12/02/23

Usei o último saldo. Passou o último ônibus do bairro. Cheguei ao último instante da hora. Pisei na última loja aberta. Compraram o último par de alianças.

- "É tarde!"

- "A hora ou as alianças?"

Vagando pelas ruas acena-me a Lua; acendem-se os faróis no obscuro da noite. Apresso-me e chamo os teus passos ao lado dos meus.

Ouço um caminhar sereno, anunciando que está aqui. Mas, se fosse você, pisaria com mais certeza.

Certeza! Que não atropelaria as flores e as lesmas do caminho.

É o medo.

Agarro-me à última coragem enquanto balbucio a última canção feita para a solidão - que deve ser o suficiente para eu não tropeçar no caminho.

Há uma última luz acesa na minha rua; há todas as luzes acesas no meu peito.

Volto no outro dia. É cedo, mas descansou o último garimpeiro.

É tarde...

Tomei um banho rápido, não como de costume.  Pressionei com força contra a pele, uma bucha sofredora desde quando era planta, já cansada de trabalhar.

Hoje o dia está triste, que sofra tudo que há em mim.

Decidi não hidratar o corpo - como se o meu hidratante fosse capaz de amaciar coisa alguma –, ainda que cada célula se organize protestando a infelicidade em rachaduras.

Desde cedo que tudo que há em mim está sofrendo.

Assisti a uma história de homens negros escravizados que nem eram cogitados a serem chamados de humanos, mas eu não chorei.
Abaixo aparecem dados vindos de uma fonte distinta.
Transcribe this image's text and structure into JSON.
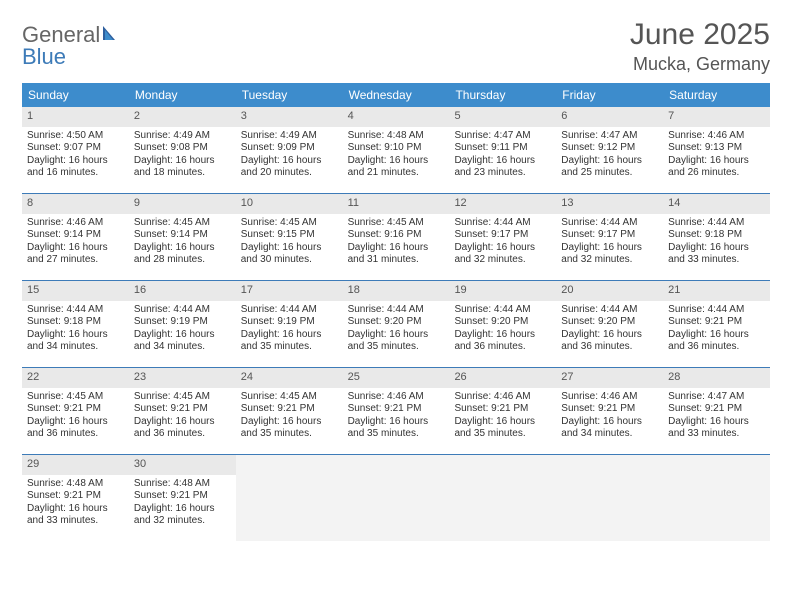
{
  "logo": {
    "word1": "General",
    "word2": "Blue"
  },
  "title": "June 2025",
  "location": "Mucka, Germany",
  "colors": {
    "header_bg": "#3d8ccc",
    "header_text": "#ffffff",
    "row_border": "#3d7bb8",
    "daynum_bg": "#e9e9e9",
    "empty_bg": "#f3f3f3",
    "text": "#333333",
    "title_text": "#555555",
    "logo_gray": "#666666",
    "logo_blue": "#3d7bb8"
  },
  "day_headers": [
    "Sunday",
    "Monday",
    "Tuesday",
    "Wednesday",
    "Thursday",
    "Friday",
    "Saturday"
  ],
  "weeks": [
    [
      {
        "n": "1",
        "sr": "4:50 AM",
        "ss": "9:07 PM",
        "dl": "16 hours and 16 minutes."
      },
      {
        "n": "2",
        "sr": "4:49 AM",
        "ss": "9:08 PM",
        "dl": "16 hours and 18 minutes."
      },
      {
        "n": "3",
        "sr": "4:49 AM",
        "ss": "9:09 PM",
        "dl": "16 hours and 20 minutes."
      },
      {
        "n": "4",
        "sr": "4:48 AM",
        "ss": "9:10 PM",
        "dl": "16 hours and 21 minutes."
      },
      {
        "n": "5",
        "sr": "4:47 AM",
        "ss": "9:11 PM",
        "dl": "16 hours and 23 minutes."
      },
      {
        "n": "6",
        "sr": "4:47 AM",
        "ss": "9:12 PM",
        "dl": "16 hours and 25 minutes."
      },
      {
        "n": "7",
        "sr": "4:46 AM",
        "ss": "9:13 PM",
        "dl": "16 hours and 26 minutes."
      }
    ],
    [
      {
        "n": "8",
        "sr": "4:46 AM",
        "ss": "9:14 PM",
        "dl": "16 hours and 27 minutes."
      },
      {
        "n": "9",
        "sr": "4:45 AM",
        "ss": "9:14 PM",
        "dl": "16 hours and 28 minutes."
      },
      {
        "n": "10",
        "sr": "4:45 AM",
        "ss": "9:15 PM",
        "dl": "16 hours and 30 minutes."
      },
      {
        "n": "11",
        "sr": "4:45 AM",
        "ss": "9:16 PM",
        "dl": "16 hours and 31 minutes."
      },
      {
        "n": "12",
        "sr": "4:44 AM",
        "ss": "9:17 PM",
        "dl": "16 hours and 32 minutes."
      },
      {
        "n": "13",
        "sr": "4:44 AM",
        "ss": "9:17 PM",
        "dl": "16 hours and 32 minutes."
      },
      {
        "n": "14",
        "sr": "4:44 AM",
        "ss": "9:18 PM",
        "dl": "16 hours and 33 minutes."
      }
    ],
    [
      {
        "n": "15",
        "sr": "4:44 AM",
        "ss": "9:18 PM",
        "dl": "16 hours and 34 minutes."
      },
      {
        "n": "16",
        "sr": "4:44 AM",
        "ss": "9:19 PM",
        "dl": "16 hours and 34 minutes."
      },
      {
        "n": "17",
        "sr": "4:44 AM",
        "ss": "9:19 PM",
        "dl": "16 hours and 35 minutes."
      },
      {
        "n": "18",
        "sr": "4:44 AM",
        "ss": "9:20 PM",
        "dl": "16 hours and 35 minutes."
      },
      {
        "n": "19",
        "sr": "4:44 AM",
        "ss": "9:20 PM",
        "dl": "16 hours and 36 minutes."
      },
      {
        "n": "20",
        "sr": "4:44 AM",
        "ss": "9:20 PM",
        "dl": "16 hours and 36 minutes."
      },
      {
        "n": "21",
        "sr": "4:44 AM",
        "ss": "9:21 PM",
        "dl": "16 hours and 36 minutes."
      }
    ],
    [
      {
        "n": "22",
        "sr": "4:45 AM",
        "ss": "9:21 PM",
        "dl": "16 hours and 36 minutes."
      },
      {
        "n": "23",
        "sr": "4:45 AM",
        "ss": "9:21 PM",
        "dl": "16 hours and 36 minutes."
      },
      {
        "n": "24",
        "sr": "4:45 AM",
        "ss": "9:21 PM",
        "dl": "16 hours and 35 minutes."
      },
      {
        "n": "25",
        "sr": "4:46 AM",
        "ss": "9:21 PM",
        "dl": "16 hours and 35 minutes."
      },
      {
        "n": "26",
        "sr": "4:46 AM",
        "ss": "9:21 PM",
        "dl": "16 hours and 35 minutes."
      },
      {
        "n": "27",
        "sr": "4:46 AM",
        "ss": "9:21 PM",
        "dl": "16 hours and 34 minutes."
      },
      {
        "n": "28",
        "sr": "4:47 AM",
        "ss": "9:21 PM",
        "dl": "16 hours and 33 minutes."
      }
    ],
    [
      {
        "n": "29",
        "sr": "4:48 AM",
        "ss": "9:21 PM",
        "dl": "16 hours and 33 minutes."
      },
      {
        "n": "30",
        "sr": "4:48 AM",
        "ss": "9:21 PM",
        "dl": "16 hours and 32 minutes."
      },
      null,
      null,
      null,
      null,
      null
    ]
  ],
  "labels": {
    "sunrise": "Sunrise: ",
    "sunset": "Sunset: ",
    "daylight": "Daylight: "
  }
}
Aqui dentro, os responsáveis por operar as glândulas de produção de choro, estão de folga. É sábado, e talvez seja um descanso justo. Não os forçarei a nada, vivemos em uma sociedade livre – ou quase.

São quase quinze e ainda não comi nada. Talvez seja esse o motivo pelo qual minha sociedade interior não queira trabalhar. Mas quando a gente quer alguma coisa, aprendi que essa coisa precisa ser dita. Não ouvi ninguém pedir comida.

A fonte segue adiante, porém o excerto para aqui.